Piecemeal Police gun crime data a ‘dangerous embarrassment

By Hugh Devereux-Mack

The Council of Licensed Firearm Owners (COLFO) says piecemeal publication of firearm crime data masks incompetent data collection by Police, increases public firearm fear, and hides the failure of the firearm confiscation programme.

A story this week by the NZ Herald tries to make the best of data obtained from a Police database started in 2019, pretentiously called the ‘Gun Safe’ project. The data was promised to be public and easily accessible to help guide policy.

COLFO Spokesperson Hugh Devereux-Mack said the data has not been regularly released in full, forcing media and stakeholders like COLFO to request data under the Official Information Act.

“The failure to consistently record and report firearm data is a dangerous embarrassment.”

The GunSafe data includes all manner of events, even callouts where firearms are never found. Even the Police Association noted in 2020 that recording of events is erratic.
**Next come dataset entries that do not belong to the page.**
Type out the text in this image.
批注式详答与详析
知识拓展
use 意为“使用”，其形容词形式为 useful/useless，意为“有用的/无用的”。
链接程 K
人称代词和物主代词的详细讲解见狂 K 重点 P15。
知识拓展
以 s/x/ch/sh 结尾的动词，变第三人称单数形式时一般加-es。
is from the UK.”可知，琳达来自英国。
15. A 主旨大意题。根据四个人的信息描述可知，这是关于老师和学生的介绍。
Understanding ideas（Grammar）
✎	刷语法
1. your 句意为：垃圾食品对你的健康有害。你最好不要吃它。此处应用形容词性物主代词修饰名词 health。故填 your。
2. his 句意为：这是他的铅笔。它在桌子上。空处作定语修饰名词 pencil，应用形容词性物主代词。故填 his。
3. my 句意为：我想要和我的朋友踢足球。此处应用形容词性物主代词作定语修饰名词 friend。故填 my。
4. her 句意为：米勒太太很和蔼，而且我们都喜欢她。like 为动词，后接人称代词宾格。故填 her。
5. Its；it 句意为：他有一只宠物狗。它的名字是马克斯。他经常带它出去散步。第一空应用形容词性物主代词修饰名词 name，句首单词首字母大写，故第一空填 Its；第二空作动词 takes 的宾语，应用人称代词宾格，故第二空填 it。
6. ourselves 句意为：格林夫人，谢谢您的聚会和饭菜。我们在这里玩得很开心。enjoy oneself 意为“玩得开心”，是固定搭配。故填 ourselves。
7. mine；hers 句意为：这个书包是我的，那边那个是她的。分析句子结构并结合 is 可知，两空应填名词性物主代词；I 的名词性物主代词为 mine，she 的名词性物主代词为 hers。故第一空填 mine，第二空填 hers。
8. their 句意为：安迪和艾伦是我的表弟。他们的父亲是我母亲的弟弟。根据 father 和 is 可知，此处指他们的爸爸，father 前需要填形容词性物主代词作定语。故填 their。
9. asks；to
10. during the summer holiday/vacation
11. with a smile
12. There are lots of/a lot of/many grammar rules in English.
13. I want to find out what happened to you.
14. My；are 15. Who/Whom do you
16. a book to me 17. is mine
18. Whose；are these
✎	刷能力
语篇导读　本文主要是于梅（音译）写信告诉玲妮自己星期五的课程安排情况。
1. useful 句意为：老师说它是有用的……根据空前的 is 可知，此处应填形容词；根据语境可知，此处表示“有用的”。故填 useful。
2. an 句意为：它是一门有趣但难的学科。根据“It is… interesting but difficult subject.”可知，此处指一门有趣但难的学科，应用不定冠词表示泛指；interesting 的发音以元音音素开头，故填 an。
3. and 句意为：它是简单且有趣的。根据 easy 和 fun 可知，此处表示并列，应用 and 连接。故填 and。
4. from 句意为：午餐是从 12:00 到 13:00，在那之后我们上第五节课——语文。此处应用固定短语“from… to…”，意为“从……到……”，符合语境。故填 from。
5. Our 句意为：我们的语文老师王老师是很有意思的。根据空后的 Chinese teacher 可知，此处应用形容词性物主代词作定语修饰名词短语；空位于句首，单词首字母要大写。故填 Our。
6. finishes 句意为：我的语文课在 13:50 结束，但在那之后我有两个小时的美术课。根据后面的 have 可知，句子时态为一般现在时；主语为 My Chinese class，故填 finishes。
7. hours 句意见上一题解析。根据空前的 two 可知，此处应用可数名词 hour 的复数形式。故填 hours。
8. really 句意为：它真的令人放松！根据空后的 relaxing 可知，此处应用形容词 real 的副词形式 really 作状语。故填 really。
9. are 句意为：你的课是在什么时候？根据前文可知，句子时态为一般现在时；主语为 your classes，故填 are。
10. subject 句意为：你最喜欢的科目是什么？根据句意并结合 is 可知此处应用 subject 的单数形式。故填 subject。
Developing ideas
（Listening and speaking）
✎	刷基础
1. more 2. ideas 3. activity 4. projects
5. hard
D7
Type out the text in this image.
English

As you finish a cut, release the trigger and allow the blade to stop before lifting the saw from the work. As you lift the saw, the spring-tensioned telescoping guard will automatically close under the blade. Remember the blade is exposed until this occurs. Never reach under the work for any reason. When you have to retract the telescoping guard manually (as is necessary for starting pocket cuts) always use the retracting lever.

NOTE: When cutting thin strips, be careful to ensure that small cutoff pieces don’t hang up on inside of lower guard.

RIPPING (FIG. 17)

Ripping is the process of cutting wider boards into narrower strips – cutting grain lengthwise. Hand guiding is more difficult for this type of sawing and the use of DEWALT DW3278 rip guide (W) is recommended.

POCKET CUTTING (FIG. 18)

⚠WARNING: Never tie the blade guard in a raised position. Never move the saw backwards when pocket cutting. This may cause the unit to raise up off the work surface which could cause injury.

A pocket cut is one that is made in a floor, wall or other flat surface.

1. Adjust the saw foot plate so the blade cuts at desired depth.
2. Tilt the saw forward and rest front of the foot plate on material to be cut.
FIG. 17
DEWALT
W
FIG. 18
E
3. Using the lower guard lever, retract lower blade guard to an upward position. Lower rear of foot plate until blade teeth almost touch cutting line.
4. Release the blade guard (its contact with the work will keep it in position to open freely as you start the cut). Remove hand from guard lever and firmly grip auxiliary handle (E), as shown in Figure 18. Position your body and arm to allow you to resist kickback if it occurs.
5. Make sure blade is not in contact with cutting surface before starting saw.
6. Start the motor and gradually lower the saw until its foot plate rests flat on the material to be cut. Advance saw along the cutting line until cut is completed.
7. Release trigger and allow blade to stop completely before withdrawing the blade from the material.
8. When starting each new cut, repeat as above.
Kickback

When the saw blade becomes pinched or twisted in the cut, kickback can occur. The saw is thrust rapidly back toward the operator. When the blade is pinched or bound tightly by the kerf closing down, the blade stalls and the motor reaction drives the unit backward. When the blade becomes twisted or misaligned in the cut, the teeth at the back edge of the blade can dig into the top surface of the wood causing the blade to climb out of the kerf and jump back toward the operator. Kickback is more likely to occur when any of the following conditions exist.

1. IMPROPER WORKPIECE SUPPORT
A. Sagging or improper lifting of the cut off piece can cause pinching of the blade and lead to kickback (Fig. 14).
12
Data reliability is undermined by broad criteria that leads to ‘events’ being entered into the GunSafe system. Entries include times a firearm is suspected but not present, times where there is a ‘perceived firearms risk’ but no actual firearm involved, times a subject is known to have a firearm – but Police do not encounter one, and for events when there is something that looks like a real firearm, but isn’t. This means even courtesy visits to a licensed firearm owner’s home can be classified as an ‘event’ within the system, inflating the numbers unnecessarily. These Gun Safe numbers have been used to argue for general armament of police which COLFO and other organisations spoke out against.

Event details are either combined in rough categories or inputted into free text fields which Police noted in an OIA response to COLFO last year, made it too time consuming to formulate into more useful data.

“This poor reporting has created an unnecessary fear of licensed firearm owners, and misdirected efforts to deal with criminal use of firearms.

“It has prevented the public from seeing that despite Government promises that the grandiose firearm confiscation would make New Zealanders safer, firearm crime has continued unchanged.

“It has prevented the public from seeing the inability of Police to collect this data.

“Because of the inconsistent Gun Safe reporting framework, the data has possibly hidden a failure to catch and prosecute enough criminals who have firearms, and lays a poor foundation for costly new legislation” Devereux-Mack says.

COLFO supports frontline officers and their work on operation Tauwhiro which is necessary to tackle criminal use of firearms. Devereux-Mack says this is where Police should be investing their efforts and not the administration of the firearms licensing system where Police have shown that they are an inefficient disaster.